Je réalise qu’avec ce mantra je termine un cycle de 3 années à un mantra pas mois. Je suis surpris, je ne savais pas où cela m’emmènerait. Je l’ai fait en suivant une pulsion intérieure. La même qui m’incite à «cheminer». Oser s’exprimer, oser se montrer, se révéler à soi-même ainsi qu’aux autres. Le défi de vie qui m’attendait.
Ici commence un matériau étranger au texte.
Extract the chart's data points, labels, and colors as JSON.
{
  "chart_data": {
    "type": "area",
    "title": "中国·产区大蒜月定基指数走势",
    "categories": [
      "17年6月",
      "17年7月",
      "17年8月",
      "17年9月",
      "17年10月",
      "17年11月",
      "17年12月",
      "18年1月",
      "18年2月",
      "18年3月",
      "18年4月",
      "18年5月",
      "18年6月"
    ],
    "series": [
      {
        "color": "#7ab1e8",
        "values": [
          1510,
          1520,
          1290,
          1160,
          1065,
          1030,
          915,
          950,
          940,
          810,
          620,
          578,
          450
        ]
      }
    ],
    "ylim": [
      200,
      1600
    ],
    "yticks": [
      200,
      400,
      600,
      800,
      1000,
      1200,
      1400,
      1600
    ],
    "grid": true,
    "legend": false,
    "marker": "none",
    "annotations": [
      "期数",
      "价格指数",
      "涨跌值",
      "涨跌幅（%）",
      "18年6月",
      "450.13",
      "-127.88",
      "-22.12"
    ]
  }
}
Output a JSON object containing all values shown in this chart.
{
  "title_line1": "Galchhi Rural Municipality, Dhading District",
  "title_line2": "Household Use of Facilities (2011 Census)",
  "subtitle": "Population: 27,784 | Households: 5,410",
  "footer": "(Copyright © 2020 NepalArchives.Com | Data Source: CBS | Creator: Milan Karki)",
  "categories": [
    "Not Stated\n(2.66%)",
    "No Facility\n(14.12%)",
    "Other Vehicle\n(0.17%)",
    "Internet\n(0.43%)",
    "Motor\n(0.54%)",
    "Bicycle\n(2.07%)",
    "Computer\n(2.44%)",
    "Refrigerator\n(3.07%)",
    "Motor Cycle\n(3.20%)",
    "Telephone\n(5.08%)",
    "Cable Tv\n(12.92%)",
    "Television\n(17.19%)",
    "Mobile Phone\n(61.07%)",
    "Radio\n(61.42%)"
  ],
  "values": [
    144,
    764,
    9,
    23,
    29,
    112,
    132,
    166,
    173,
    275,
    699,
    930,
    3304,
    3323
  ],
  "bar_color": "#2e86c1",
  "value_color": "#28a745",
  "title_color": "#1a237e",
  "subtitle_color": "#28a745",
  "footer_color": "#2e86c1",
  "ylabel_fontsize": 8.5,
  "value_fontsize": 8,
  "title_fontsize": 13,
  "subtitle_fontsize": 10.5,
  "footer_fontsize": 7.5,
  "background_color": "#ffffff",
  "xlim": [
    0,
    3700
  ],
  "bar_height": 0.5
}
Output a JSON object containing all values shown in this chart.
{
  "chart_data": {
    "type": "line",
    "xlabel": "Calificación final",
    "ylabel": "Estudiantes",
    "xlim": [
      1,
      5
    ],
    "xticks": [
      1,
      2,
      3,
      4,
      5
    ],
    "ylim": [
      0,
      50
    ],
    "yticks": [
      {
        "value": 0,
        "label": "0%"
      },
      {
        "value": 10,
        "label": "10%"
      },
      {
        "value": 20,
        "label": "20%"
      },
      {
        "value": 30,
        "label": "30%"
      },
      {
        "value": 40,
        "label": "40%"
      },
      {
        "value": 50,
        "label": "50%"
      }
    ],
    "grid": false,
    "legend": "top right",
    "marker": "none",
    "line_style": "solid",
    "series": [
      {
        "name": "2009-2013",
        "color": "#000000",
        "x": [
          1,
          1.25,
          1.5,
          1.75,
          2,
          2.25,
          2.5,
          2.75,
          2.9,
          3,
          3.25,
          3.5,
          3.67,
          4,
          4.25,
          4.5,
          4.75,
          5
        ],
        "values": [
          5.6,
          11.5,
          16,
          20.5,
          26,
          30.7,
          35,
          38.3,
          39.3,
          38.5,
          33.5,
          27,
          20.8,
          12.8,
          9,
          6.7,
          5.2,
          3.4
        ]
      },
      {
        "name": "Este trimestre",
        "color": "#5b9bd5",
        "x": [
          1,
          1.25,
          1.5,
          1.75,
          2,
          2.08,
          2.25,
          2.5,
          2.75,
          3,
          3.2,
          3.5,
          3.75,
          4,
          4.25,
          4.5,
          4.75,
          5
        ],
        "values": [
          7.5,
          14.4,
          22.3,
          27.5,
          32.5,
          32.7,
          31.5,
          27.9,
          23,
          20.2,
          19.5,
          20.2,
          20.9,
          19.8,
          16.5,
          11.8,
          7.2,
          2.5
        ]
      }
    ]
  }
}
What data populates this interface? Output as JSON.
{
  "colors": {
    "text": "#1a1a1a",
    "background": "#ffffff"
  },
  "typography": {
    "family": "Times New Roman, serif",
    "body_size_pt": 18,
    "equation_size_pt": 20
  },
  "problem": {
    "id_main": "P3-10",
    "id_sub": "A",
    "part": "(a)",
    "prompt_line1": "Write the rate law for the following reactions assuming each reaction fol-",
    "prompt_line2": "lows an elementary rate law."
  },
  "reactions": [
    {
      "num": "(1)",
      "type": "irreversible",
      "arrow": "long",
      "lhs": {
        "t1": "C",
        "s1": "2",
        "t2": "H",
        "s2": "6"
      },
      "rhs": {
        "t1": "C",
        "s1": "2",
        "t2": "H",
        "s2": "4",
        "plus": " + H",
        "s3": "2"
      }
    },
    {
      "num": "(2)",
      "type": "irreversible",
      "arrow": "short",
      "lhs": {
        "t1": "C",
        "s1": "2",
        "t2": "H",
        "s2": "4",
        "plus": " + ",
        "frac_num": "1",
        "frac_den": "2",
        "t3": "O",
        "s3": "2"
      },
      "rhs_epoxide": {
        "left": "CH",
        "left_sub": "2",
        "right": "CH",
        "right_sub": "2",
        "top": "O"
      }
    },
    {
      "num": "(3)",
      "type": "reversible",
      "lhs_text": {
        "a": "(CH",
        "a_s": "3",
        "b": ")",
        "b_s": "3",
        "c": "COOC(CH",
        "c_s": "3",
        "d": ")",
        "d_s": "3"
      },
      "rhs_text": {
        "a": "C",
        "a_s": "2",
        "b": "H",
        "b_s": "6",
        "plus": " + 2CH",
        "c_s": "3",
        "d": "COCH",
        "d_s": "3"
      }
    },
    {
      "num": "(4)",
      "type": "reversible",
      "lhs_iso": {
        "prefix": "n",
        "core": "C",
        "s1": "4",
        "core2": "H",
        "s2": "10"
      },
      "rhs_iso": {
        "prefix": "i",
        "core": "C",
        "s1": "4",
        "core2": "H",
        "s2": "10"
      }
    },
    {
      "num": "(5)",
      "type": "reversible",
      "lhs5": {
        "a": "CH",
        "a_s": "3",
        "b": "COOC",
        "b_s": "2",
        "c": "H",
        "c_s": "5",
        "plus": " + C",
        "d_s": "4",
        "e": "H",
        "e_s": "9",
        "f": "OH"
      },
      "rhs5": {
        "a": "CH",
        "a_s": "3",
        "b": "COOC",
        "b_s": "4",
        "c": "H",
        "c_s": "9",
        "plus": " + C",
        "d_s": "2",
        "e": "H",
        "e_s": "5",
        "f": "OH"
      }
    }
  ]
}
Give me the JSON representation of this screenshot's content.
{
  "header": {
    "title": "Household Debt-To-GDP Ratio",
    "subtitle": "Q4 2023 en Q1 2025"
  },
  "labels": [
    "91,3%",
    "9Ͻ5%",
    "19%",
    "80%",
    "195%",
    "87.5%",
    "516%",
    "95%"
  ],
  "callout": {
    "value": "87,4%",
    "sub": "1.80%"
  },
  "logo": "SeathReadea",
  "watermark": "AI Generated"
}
Et si je me suis senti (me sent encore de temps en temps) si souvent seul, mon mental sait pertinemment que je suis loin d’être le seul dans le cas là! Ce qui me m’a maintenu dans cette solitude, cette séparation, n’est pas autre chose que mon incapacité à voir la beauté qui m’entourait. Comme mon incapacité à voir ma propre beauté. Bien sûr pas la beauté physique. Celle de mon Être, comme celle de tous les Êtres. Paradoxalement tout le travail accompli m’a amené à percevoir de plus en plus cette beauté. Mais pas avant de constater à quel point ma propension à voir mon ombre, ma blessure, était forte…Et lourde à porter. Alors ce mantra résonne de quelque chose de bien particulier pour ma petite personne: l’aperçu du bout du chemin.

 

– – – Je suis tellement beau, Je suis si beau – – –

 

NB: voir aussi: Comment utiliser ces mantras

 

I realize with this mantra that I am getting at my 3rd year of publication. I am surprised, I didn’t know where all this was going to. I did it following an inner feeling. The same one that has kept me on my path. To dare express myself, show and discover myself. The challenge life had in store for me. And if I often felt (still feel from time to time) so lonely, my mind perfectly knows I am far from being the only one! What has kept me in this solitude, this separation, is nothing else than my difficulty to see the beauty that surrounds me. As my difficulty to see my own beauty. Of course not a physical beauty, but the beauty of my Being, as the beauty of all Beings.

However all the work done brings me to perceive more and more this beauty. But this did not happen without noticing how I was compulsively used to see my shadow, my inner wound…Heavy load on my shoulders. So this particular mantra has something special for me: a preview of what is waiting for us at the end of this path.